Strategies to collect consistent, accurate, and up-to-date information may vary from the bottom-up to national levels. First, Minimum Uniform Data Sets collected by wheelchair services can be a strategy. For instance, ISWP Minimum Uniform Dataset for International Wheelchair Service and Provision is an available resource. Second, at the national level, population census or surveys should include questions related to functioning and as it pertains to wheelchairs, those who are unable (or is very difficult) to walk. For example, the National Health Survey in the United States [39]or the Survey of Disability, Ageing and Carers in Australia[40]have done this and report that 0,7% and 0,9% of their country’s population use wheelchairs respectively.
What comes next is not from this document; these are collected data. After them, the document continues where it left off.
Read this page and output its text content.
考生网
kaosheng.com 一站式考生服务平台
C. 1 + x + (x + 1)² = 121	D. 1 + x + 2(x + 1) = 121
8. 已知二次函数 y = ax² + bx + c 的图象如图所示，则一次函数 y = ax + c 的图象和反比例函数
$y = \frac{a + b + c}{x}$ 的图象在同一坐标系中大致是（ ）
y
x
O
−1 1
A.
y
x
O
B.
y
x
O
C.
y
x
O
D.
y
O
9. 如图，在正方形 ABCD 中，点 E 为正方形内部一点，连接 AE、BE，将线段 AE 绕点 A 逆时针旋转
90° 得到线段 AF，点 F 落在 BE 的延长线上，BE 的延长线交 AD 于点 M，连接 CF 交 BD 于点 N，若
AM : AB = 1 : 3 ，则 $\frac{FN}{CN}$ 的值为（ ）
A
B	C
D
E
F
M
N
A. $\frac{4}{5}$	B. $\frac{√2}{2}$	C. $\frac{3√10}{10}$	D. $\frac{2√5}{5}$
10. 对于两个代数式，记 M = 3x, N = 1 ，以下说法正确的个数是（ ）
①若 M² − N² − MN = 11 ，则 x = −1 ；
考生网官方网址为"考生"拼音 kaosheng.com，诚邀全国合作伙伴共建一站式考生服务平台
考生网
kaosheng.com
Engaging government officials, policy makers, and disability leaders is necessary in the advocacy efforts to reach commitment to this type of strategies.  Research on how to measure the characteristics of people mobility impairments is also needed to support evidence-informed decision making [41].

To promote buy-in and encourage leadership from all relevant stakeholders, especially those in the field, such as DPOs, NGOs, and professional organizations, a stakeholders meeting based on WHO’s package is a strategy to share and hear the perspectives of the other stakeholders on the result of this situational analysis and to insure that the participation of people with disabilities is promoted, and their views and ideas heard [25].